Ces revendications concernant le NFC dans l'iPhone doivent être prises en compte parallèlement à d'autres changements que l'entreprise est censée apporter à ses services (sous réserve d'un appel). Dans l'UE, l'une d'entre elles consiste à s'ouvrir aux fournisseurs de paiement tiers et aux alternatives aux App Stores de la société américaine. L'entreprise doit également faire face à un litige avec Spotify, qui estime que la commission d'Apple sur les achats in-app limite la concurrence avec Apple Music sur les Mac, les iPhone et les iPad. Cependant, à l'instar de nombreuses plaintes relatives à la « taxe Apple », tout détaillant est en droit de demander une contrepartie pour l'ouverture d'un marché aux produits, et une certaine augmentation des ventes. La seule véritable négociation porte sur le montant qu'il est raisonnable de facturer pour ces ventes et savoir dans quelle mesure la réduction de la rentabilité peut nuire à l'expérience des clients existants. De nombreux chapitres de cette histoire restent à écrire.

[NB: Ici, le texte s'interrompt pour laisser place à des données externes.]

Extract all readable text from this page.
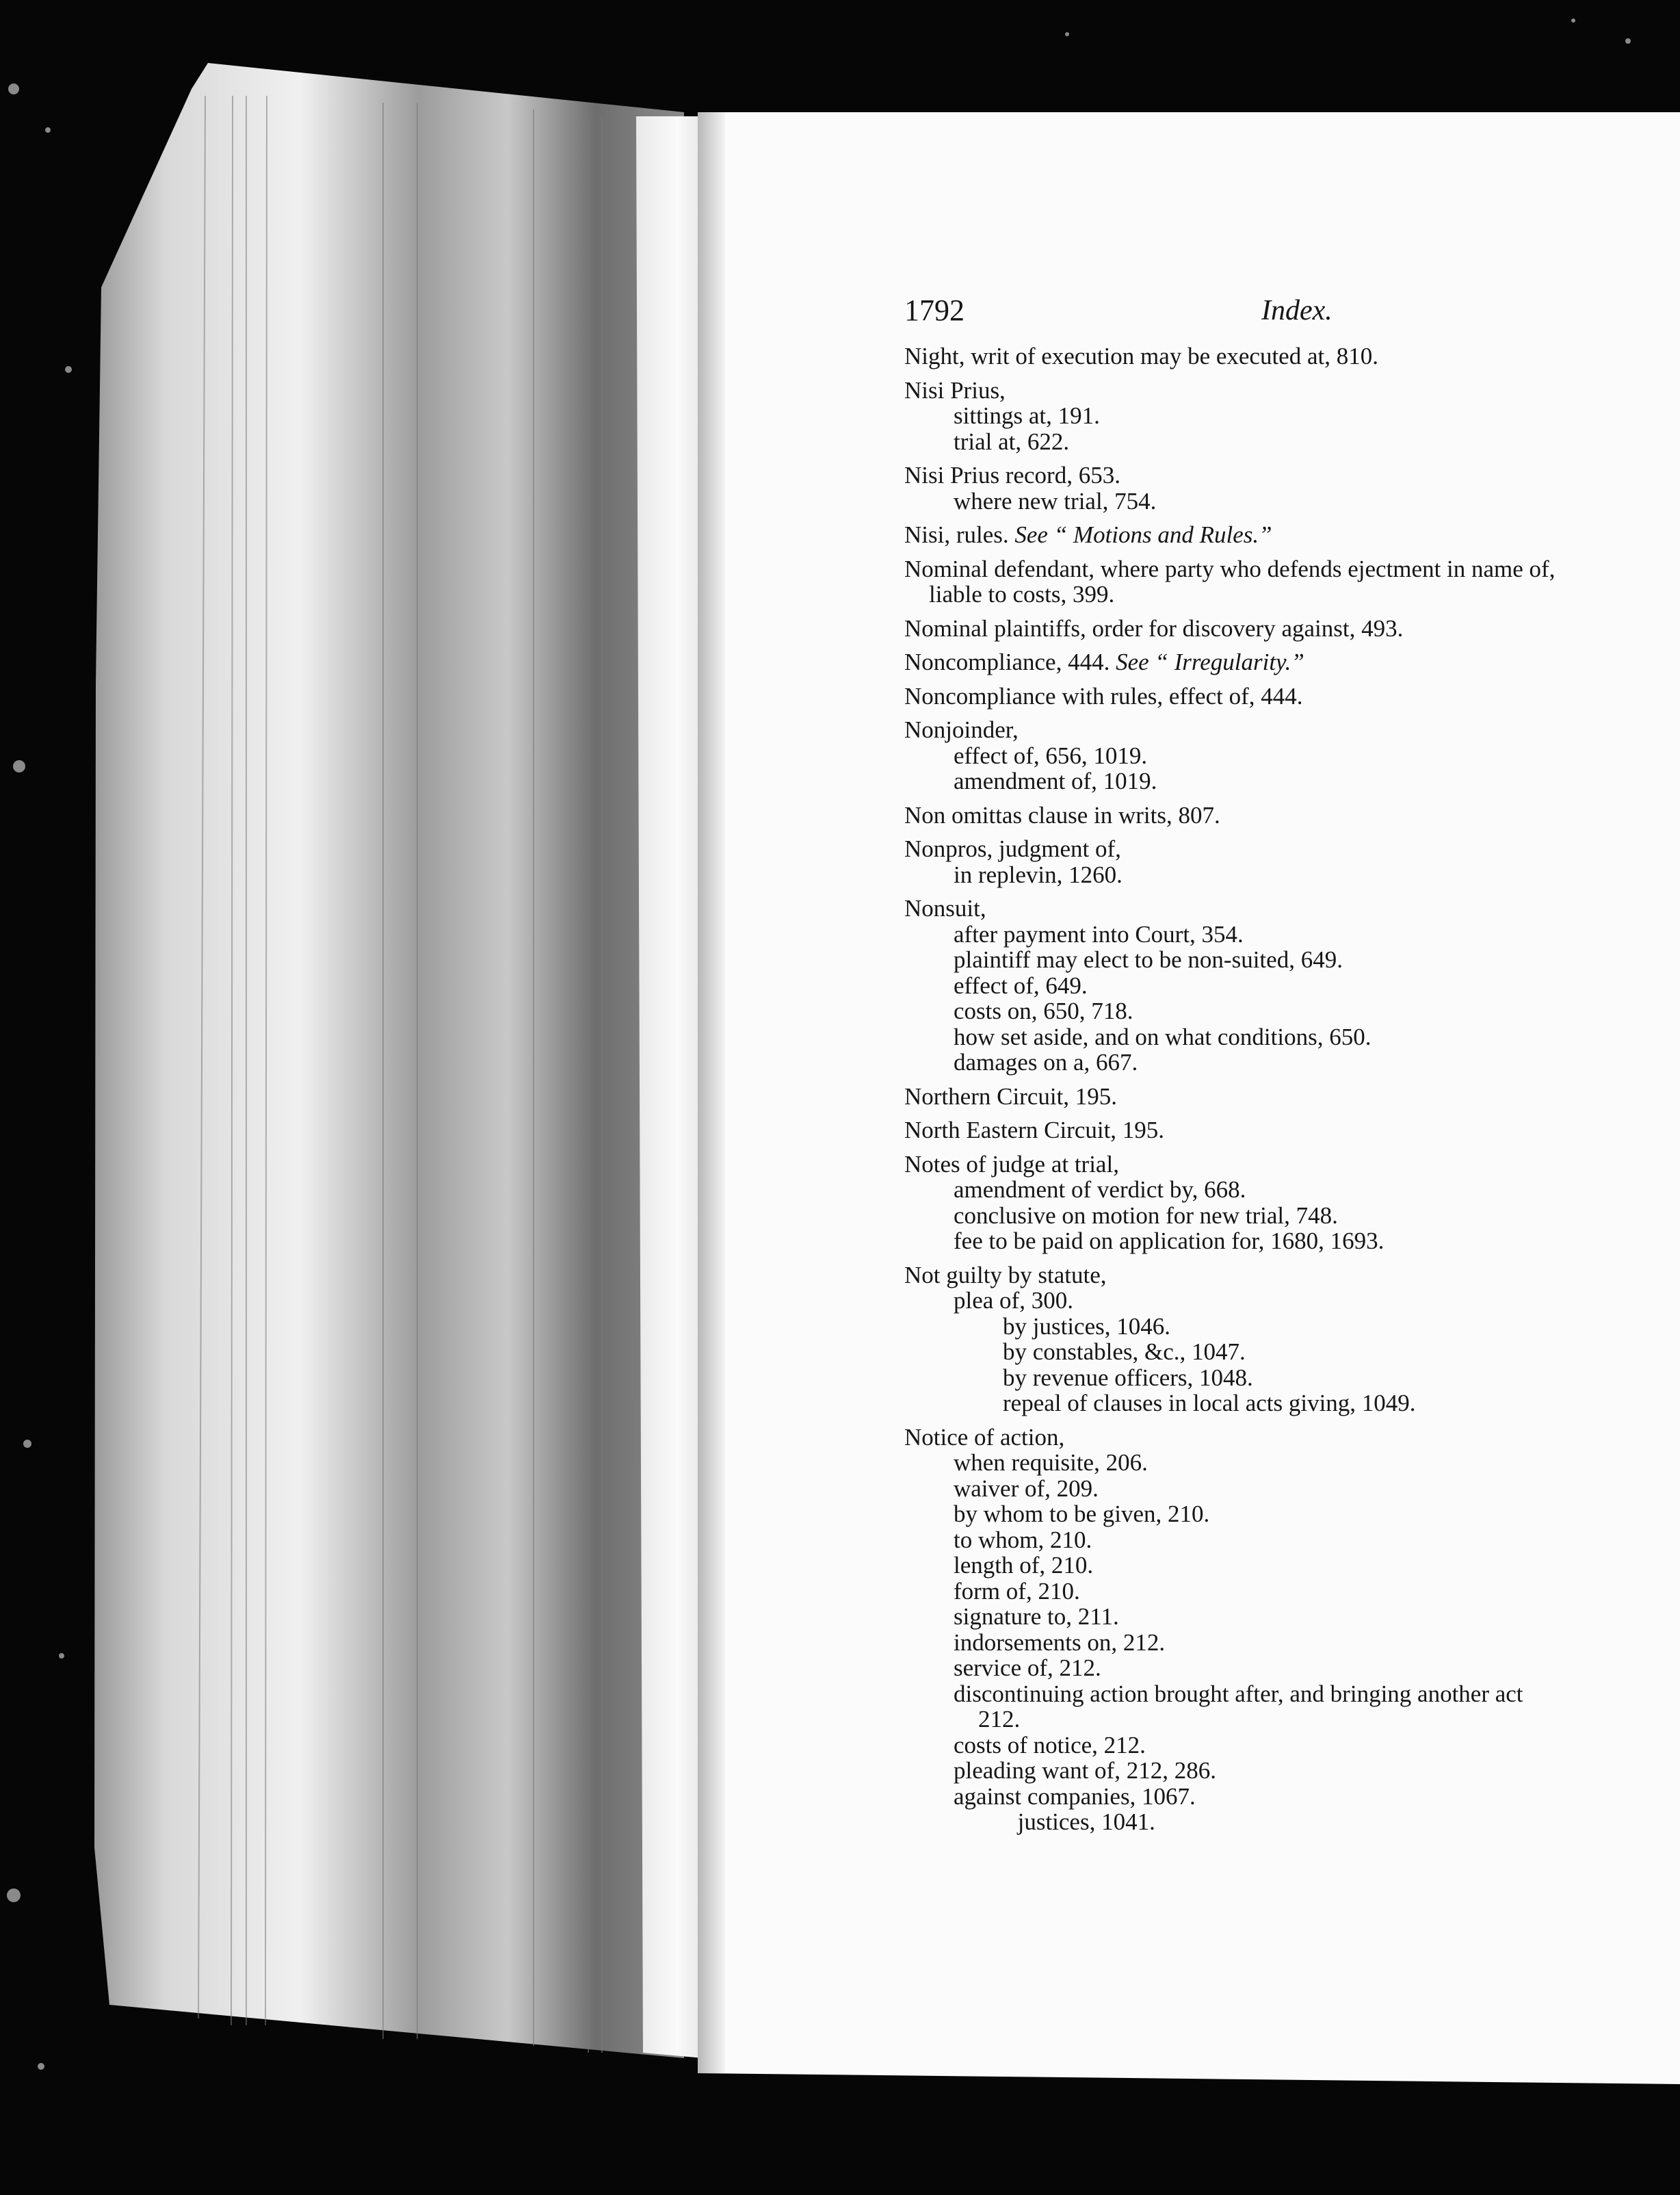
1792	Index.
Night, writ of execution may be executed at, 810.
Nisi Prius,
sittings at, 191.
trial at, 622.
Nisi Prius record, 653.
where new trial, 754.
Nisi, rules. See “ Motions and Rules.”
Nominal defendant, where party who defends ejectment in name of,
liable to costs, 399.
Nominal plaintiffs, order for discovery against, 493.
Noncompliance, 444. See “ Irregularity.”
Noncompliance with rules, effect of, 444.
Nonjoinder,
effect of, 656, 1019.
amendment of, 1019.
Non omittas clause in writs, 807.
Nonpros, judgment of,
in replevin, 1260.
Nonsuit,
after payment into Court, 354.
plaintiff may elect to be non-suited, 649.
effect of, 649.
costs on, 650, 718.
how set aside, and on what conditions, 650.
damages on a, 667.
Northern Circuit, 195.
North Eastern Circuit, 195.
Notes of judge at trial,
amendment of verdict by, 668.
conclusive on motion for new trial, 748.
fee to be paid on application for, 1680, 1693.
Not guilty by statute,
plea of, 300.
by justices, 1046.
by constables, &c., 1047.
by revenue officers, 1048.
repeal of clauses in local acts giving, 1049.
Notice of action,
when requisite, 206.
waiver of, 209.
by whom to be given, 210.
to whom, 210.
length of, 210.
form of, 210.
signature to, 211.
indorsements on, 212.
service of, 212.
discontinuing action brought after, and bringing another act
212.
costs of notice, 212.
pleading want of, 212, 286.
against companies, 1067.
justices, 1041.
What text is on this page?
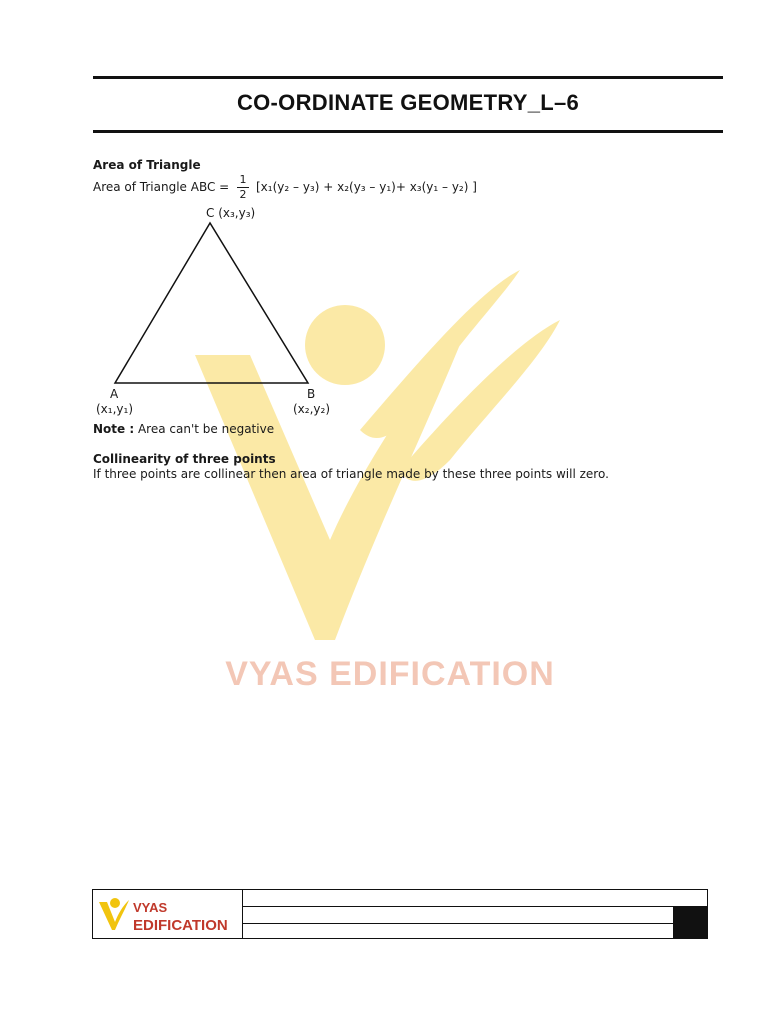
VYAS EDIFICATION
CO-ORDINATE GEOMETRY_L–6
Area of Triangle
Area of Triangle ABC =
1
2
[x₁(y₂ – y₃) + x₂(y₃ – y₁)+ x₃(y₁ – y₂) ]
C (x₃,y₃)
A
(x₁,y₁)
B
(x₂,y₂)
Note : Area can't be negative
Collinearity of three points
If three points are collinear then area of triangle made by these three points will zero.
VYAS
EDIFICATION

L'erreur d'Elizabeth Warren sur iMessage

La controverse sur iMessage continue aussi d'attirer l'attention cette semaine, suite au message de la sénatrice américaine Elizabeth Warren (D-MA) accusant Apple « d’empêcher, par cupidité, les utilisateurs d'Android d'envoyer des messages aux utilisateurs d'iPhone de manière sécurisée ». Un avis sur le service de messagerie d'Apple jugé erroné. Suivant les traces de Nothing, la start-up de messagerie Beeper a choisi de faire de la rétro-ingeniérie pour s'introduire dans l'écosystème Apple. Selon l’entreprise californienne, « elle aurait exploité de « fausses informations d'identification » pour accéder à iMessage ».

Et sa solution au problème des bulles vertes et bleues a été d'obliger les utilisateurs à partager leur identifiant Apple avec un système tiers qui, inévitablement, offrait moins de sécurité aux utilisateurs que celle promise par Cupertino. C'est en partie pour cette raison qu'Apple a bloqué l’accès de l’app Android à iMessage. L'idée d'interopérabilité est une chose, mais l'approche doit être basée sur des normes et hautement sécurisée.

Apple, cible antitrust idéale

Cependant, la controverse autour d’iMessage montre à quel point Apple est devenue la cible antitrust préférée de tous les experts et régulateurs. Une fois que ce chapitre autour de la croissance de l'entreprise sera clos, beaucoup d’obstacles tomberont. Il faudra peut-être regarder de plus près les documents relatifs à la sécurité et à la vie privée chaque fois qu’on utilisera un système de paiement ou une boutique d'applications. Bien évidemment, Apple est tout à fait capable de se réinventer pour s'adapter à une nouvelle réalité et cela ne devrait pas impacter son business à l'avenir.